Lords of the Manor
The last Anglo-Saxon lord of the manor was Countess Gytha of Hereford (the mother of King Harold), but following the successful invasion of England by William the Conqueror (1066) and the subsequent allocation of land to his followers, the manor of Chelveston cum Caldecott was part of the manor of Higham Ferrers given to William Peverel the Elder, along with over 140 others.
Over the next 400 years it separated from the Higham Ferrers manor and passed through the families of de Ferrers (1224), Lancaster (1297), de Holand (1333), Lovel (1373 & 1477), and Exeter (1461).
Charles Somerset, 1st Earl of Worcester
© National Portrait Gallery
William Somerset, 3rd Earl of Worcester
© National Portrait Gallery
After confiscation following the War of the Roses, in 1486 Henry VII granted it to Sir Charles Somerset (later the 1st Earl of Worcester). His grandson William, the 3rd Earl, passed it to Gerald Pickering (1553), who sold it to John Ekins (1554), whose family held it for 5 generations before it passed to Geoffrey Barton & John Sawyer (1694), then Thomas Allen (1708).
Following Thomas Allen's death, the ownership fell into dispute until it was successfully claimed by the Disbrowe family of Walton Hall, Walton-on-Trent, Derby.
Lt Col Edward Disbrowe image courtesy of Miss Frances Webb and www.picturethepast.org.uk
Lt Col Edward Disbrowe MP (1754-1818) was Vice-Chamberlain (1801-1818) to Queen Charlotte (wife of George III). He was the MP for New Windsor from 1806 - 1818. He married Charlotte Hobart in 1789 and they had 6 children. It was during his time that the parish was inclosed.
Sir Edward C.Disbrowe 1847 © National Portrait Gallery
His eldest son, Sir Edward Cromwell Disbrowe G.C.H. MP DL (1790-1851),who succeeded him, was a noted diplomat. He was the MP for New Windsor from 1823-1826 and was knighted by William IV in 1831 as a Knight Grand Cross of the Hanoverian Royal Guelphic Order.
He married Anne Kennedy (1795-1855) and they had 5 children. However Albinia died young and his sons died whilst serving in the forces (Lt Edward A Disbrowe of the Coldstream Guards died at Inkerman, Crimea (1834-1854), and Lt William H J Disbrowe of the 17th (Leicestershire) Foot died in Canada (1836-1858)).
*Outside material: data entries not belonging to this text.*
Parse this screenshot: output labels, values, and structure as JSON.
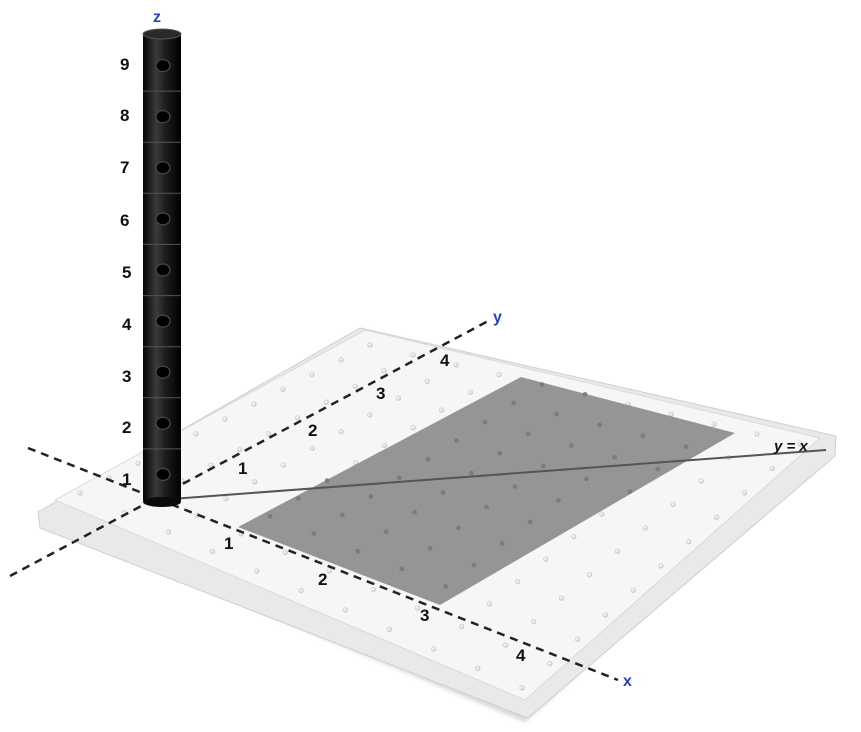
{
  "axes": {
    "x_label": "x",
    "y_label": "y",
    "z_label": "z",
    "x_ticks": [
      "1",
      "2",
      "3",
      "4"
    ],
    "y_ticks": [
      "1",
      "2",
      "3",
      "4"
    ],
    "z_ticks": [
      "1",
      "2",
      "3",
      "4",
      "5",
      "6",
      "7",
      "8",
      "9"
    ]
  },
  "line": {
    "label": "y = x"
  },
  "colors": {
    "axis_label": "#2b3fbf",
    "shaded_region": "#8f8f8f",
    "tower": "#1a1a1a",
    "board": "#f4f4f4"
  }
}
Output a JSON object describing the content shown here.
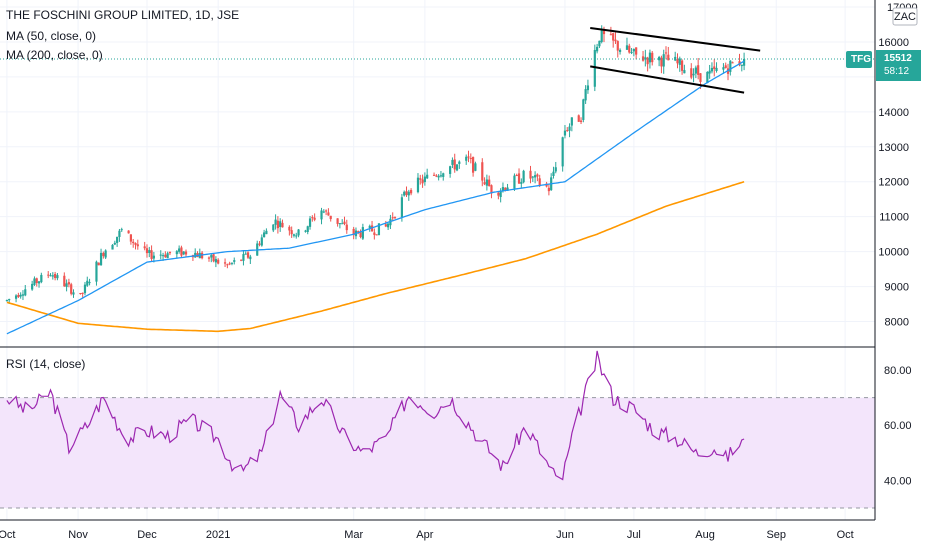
{
  "header": {
    "title": "THE FOSCHINI GROUP LIMITED, 1D, JSE",
    "ma50_label": "MA (50, close, 0)",
    "ma200_label": "MA (200, close, 0)",
    "rsi_label": "RSI (14, close)",
    "currency": "ZAC"
  },
  "price_badge": {
    "symbol": "TFG",
    "price": "15512",
    "countdown": "58:12"
  },
  "colors": {
    "up": "#26a69a",
    "down": "#ef5350",
    "ma50": "#2196f3",
    "ma200": "#ff9800",
    "rsi": "#9c27b0",
    "rsi_band": "#f3e5fb",
    "trendline": "#000000",
    "badge": "#26a69a"
  },
  "chart_data": [
    {
      "type": "candlestick",
      "title": "THE FOSCHINI GROUP LIMITED, 1D, JSE",
      "ylim": [
        7300,
        17200
      ],
      "y_ticks": [
        8000,
        9000,
        10000,
        11000,
        12000,
        13000,
        14000,
        15000,
        16000,
        17000
      ],
      "x_ticks": [
        "Oct",
        "Nov",
        "Dec",
        "2021",
        "Mar",
        "Apr",
        "Jun",
        "Jul",
        "Aug",
        "Sep",
        "Oct"
      ],
      "close_anchors": [
        [
          "2020-10-01",
          8600
        ],
        [
          "2020-10-20",
          9400
        ],
        [
          "2020-11-02",
          8700
        ],
        [
          "2020-11-12",
          10000
        ],
        [
          "2020-11-20",
          10600
        ],
        [
          "2020-12-01",
          9900
        ],
        [
          "2020-12-20",
          10000
        ],
        [
          "2021-01-05",
          9600
        ],
        [
          "2021-01-15",
          9900
        ],
        [
          "2021-01-25",
          10900
        ],
        [
          "2021-02-05",
          10500
        ],
        [
          "2021-02-15",
          11200
        ],
        [
          "2021-03-01",
          10500
        ],
        [
          "2021-03-15",
          10700
        ],
        [
          "2021-03-25",
          11800
        ],
        [
          "2021-04-10",
          12400
        ],
        [
          "2021-04-20",
          12600
        ],
        [
          "2021-05-01",
          11700
        ],
        [
          "2021-05-15",
          12200
        ],
        [
          "2021-05-25",
          11800
        ],
        [
          "2021-06-01",
          13500
        ],
        [
          "2021-06-08",
          13900
        ],
        [
          "2021-06-12",
          15300
        ],
        [
          "2021-06-16",
          16200
        ],
        [
          "2021-07-01",
          15600
        ],
        [
          "2021-07-15",
          15500
        ],
        [
          "2021-08-01",
          15000
        ],
        [
          "2021-08-18",
          15512
        ]
      ],
      "ma50_anchors": [
        [
          "2020-10-01",
          7650
        ],
        [
          "2020-11-01",
          8600
        ],
        [
          "2020-12-01",
          9700
        ],
        [
          "2021-01-05",
          10000
        ],
        [
          "2021-02-01",
          10100
        ],
        [
          "2021-03-01",
          10500
        ],
        [
          "2021-04-01",
          11200
        ],
        [
          "2021-05-01",
          11700
        ],
        [
          "2021-06-01",
          12000
        ],
        [
          "2021-07-01",
          13400
        ],
        [
          "2021-08-01",
          14800
        ],
        [
          "2021-08-18",
          15450
        ]
      ],
      "ma200_anchors": [
        [
          "2020-10-01",
          8550
        ],
        [
          "2020-11-01",
          7950
        ],
        [
          "2020-12-01",
          7780
        ],
        [
          "2021-01-01",
          7720
        ],
        [
          "2021-01-15",
          7800
        ],
        [
          "2021-02-15",
          8300
        ],
        [
          "2021-03-15",
          8800
        ],
        [
          "2021-04-15",
          9300
        ],
        [
          "2021-05-15",
          9800
        ],
        [
          "2021-06-15",
          10500
        ],
        [
          "2021-07-15",
          11300
        ],
        [
          "2021-08-18",
          12000
        ]
      ],
      "trendlines": [
        {
          "name": "channel-upper",
          "from": [
            "2021-06-12",
            16400
          ],
          "to": [
            "2021-08-25",
            15750
          ]
        },
        {
          "name": "channel-lower",
          "from": [
            "2021-06-12",
            15300
          ],
          "to": [
            "2021-08-18",
            14550
          ]
        }
      ],
      "last_price": 15512
    },
    {
      "type": "line",
      "title": "RSI (14, close)",
      "ylim": [
        26,
        88
      ],
      "y_ticks": [
        "80.00",
        "60.00",
        "40.00"
      ],
      "y_tick_values": [
        80,
        60,
        40
      ],
      "band": [
        30,
        70
      ],
      "anchors": [
        [
          "2020-10-01",
          70
        ],
        [
          "2020-10-10",
          65
        ],
        [
          "2020-10-20",
          72
        ],
        [
          "2020-10-28",
          52
        ],
        [
          "2020-11-05",
          60
        ],
        [
          "2020-11-12",
          70
        ],
        [
          "2020-11-22",
          55
        ],
        [
          "2020-12-01",
          58
        ],
        [
          "2020-12-10",
          56
        ],
        [
          "2020-12-20",
          62
        ],
        [
          "2021-01-01",
          55
        ],
        [
          "2021-01-10",
          42
        ],
        [
          "2021-01-20",
          50
        ],
        [
          "2021-01-28",
          71
        ],
        [
          "2021-02-05",
          60
        ],
        [
          "2021-02-15",
          70
        ],
        [
          "2021-02-25",
          56
        ],
        [
          "2021-03-05",
          50
        ],
        [
          "2021-03-15",
          55
        ],
        [
          "2021-03-25",
          71
        ],
        [
          "2021-04-05",
          65
        ],
        [
          "2021-04-12",
          70
        ],
        [
          "2021-04-25",
          55
        ],
        [
          "2021-05-05",
          45
        ],
        [
          "2021-05-15",
          60
        ],
        [
          "2021-05-25",
          45
        ],
        [
          "2021-05-30",
          38
        ],
        [
          "2021-06-05",
          58
        ],
        [
          "2021-06-10",
          72
        ],
        [
          "2021-06-15",
          84
        ],
        [
          "2021-06-22",
          70
        ],
        [
          "2021-07-01",
          66
        ],
        [
          "2021-07-10",
          58
        ],
        [
          "2021-07-20",
          55
        ],
        [
          "2021-07-28",
          50
        ],
        [
          "2021-08-05",
          52
        ],
        [
          "2021-08-10",
          48
        ],
        [
          "2021-08-18",
          55
        ]
      ]
    }
  ]
}
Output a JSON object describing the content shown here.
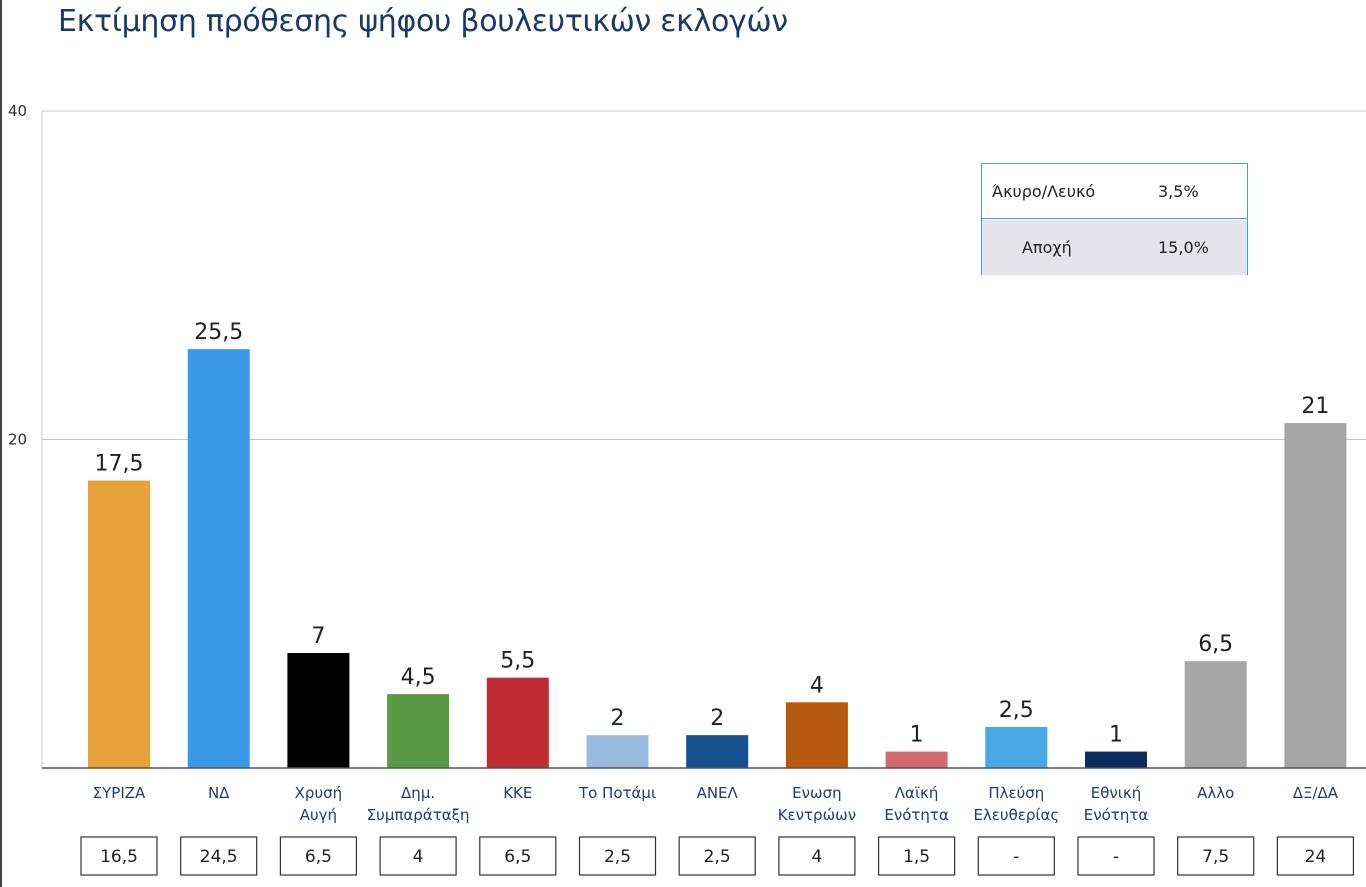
{
  "title": "Εκτίμηση πρόθεσης ψήφου βουλευτικών εκλογών",
  "chart_data": {
    "type": "bar",
    "title": "Εκτίμηση πρόθεσης ψήφου βουλευτικών εκλογών",
    "xlabel": "",
    "ylabel": "",
    "ylim": [
      0,
      40
    ],
    "yticks": [
      "20",
      "40"
    ],
    "grid": true,
    "categories": [
      [
        "ΣΥΡΙΖΑ"
      ],
      [
        "ΝΔ"
      ],
      [
        "Χρυσή",
        "Αυγή"
      ],
      [
        "Δημ.",
        "Συμπαράταξη"
      ],
      [
        "ΚΚΕ"
      ],
      [
        "Το Ποτάμι"
      ],
      [
        "ΑΝΕΛ"
      ],
      [
        "Ενωση",
        "Κεντρώων"
      ],
      [
        "Λαϊκή",
        "Ενότητα"
      ],
      [
        "Πλεύση",
        "Ελευθερίας"
      ],
      [
        "Εθνική",
        "Ενότητα"
      ],
      [
        "Αλλο"
      ],
      [
        "ΔΞ/ΔΑ"
      ]
    ],
    "values": [
      17.5,
      25.5,
      7,
      4.5,
      5.5,
      2,
      2,
      4,
      1,
      2.5,
      1,
      6.5,
      21
    ],
    "value_labels": [
      "17,5",
      "25,5",
      "7",
      "4,5",
      "5,5",
      "2",
      "2",
      "4",
      "1",
      "2,5",
      "1",
      "6,5",
      "21"
    ],
    "colors": [
      "#e8a23c",
      "#3a98e8",
      "#000000",
      "#5b9a44",
      "#bf2d33",
      "#98bcdf",
      "#17508f",
      "#b55a0e",
      "#d56a6e",
      "#4ba8e6",
      "#0c2b5e",
      "#a6a6a6",
      "#a6a6a6"
    ],
    "previous_values": [
      "16,5",
      "24,5",
      "6,5",
      "4",
      "6,5",
      "2,5",
      "2,5",
      "4",
      "1,5",
      "-",
      "-",
      "7,5",
      "24"
    ]
  },
  "legend": {
    "rows": [
      {
        "name": "Άκυρο/Λευκό",
        "value": "3,5%"
      },
      {
        "name": "Αποχή",
        "value": "15,0%"
      }
    ]
  }
}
His eldest daughter, Charlotte (1823 - 1918) never married, and gave the manor to his youngest daughter Jane Harriet (1829 –1908).
There is a memorial plaque in the Parish Church to Sir Edward, Anne, Albinia, Edward and William.
Henry C. Wise, circa 1860, courtesy of www.archivefarms.com
By the marriage to Jane Harriet in 1863, the title passed to Henry Christopher Wise JP DL (1807-1883), of Woodcote House, Warcs, who was the MP for Warwickshire South from 1865-1874. This was Henry's second marriage, following the death of his first wife (Harriet) in 1858.
Henry appears to have taken his duties seriously and took an interest in the parish, donating materials to the building of the new school. After his death, Jane continued with donations to parish and the church pulpit is dedicated to her. Their land agents (Andrew Leighton & James Moyes Gray) lived in the parish.
Their son, Lt Col Henry Edward Disbrowe (Disbrowe-) Wise JP CBE (1868—1948),inherited the title from his mother. He was educated at Harrow and at New College, Oxford (B.A. 1891). He married Katherine Mary Levett-Prinsep (1875-1967) of Croxall Hall, Staffs, in 1896 and moved to Wall House, Staffs. He served in the 3rd Battalion (Reserve) of the Sherwood Foresters (Derbyshire Regiment), gazetted as a Second Lieutenant on 4th November 1893.
He was gazetted as a Captain and Instructor of Musketry on 23rd March 1898. By 1919 he was the Lt Colonel of the 3rd Battalion.
After the death of his aunt, the author Charlotte Anne Albinia Disbrowe (1823-1918), he inherited the Disbrowe family estate in Derbyshire and adopted the "Disbrowe-" prefix surname by deed poll in February 1919. He was awarded the CBE on 3rd June 1919. He sold the estate properties in the parish, at a public auction at the Hind Hotel, Wellingborough on 30th July 1919.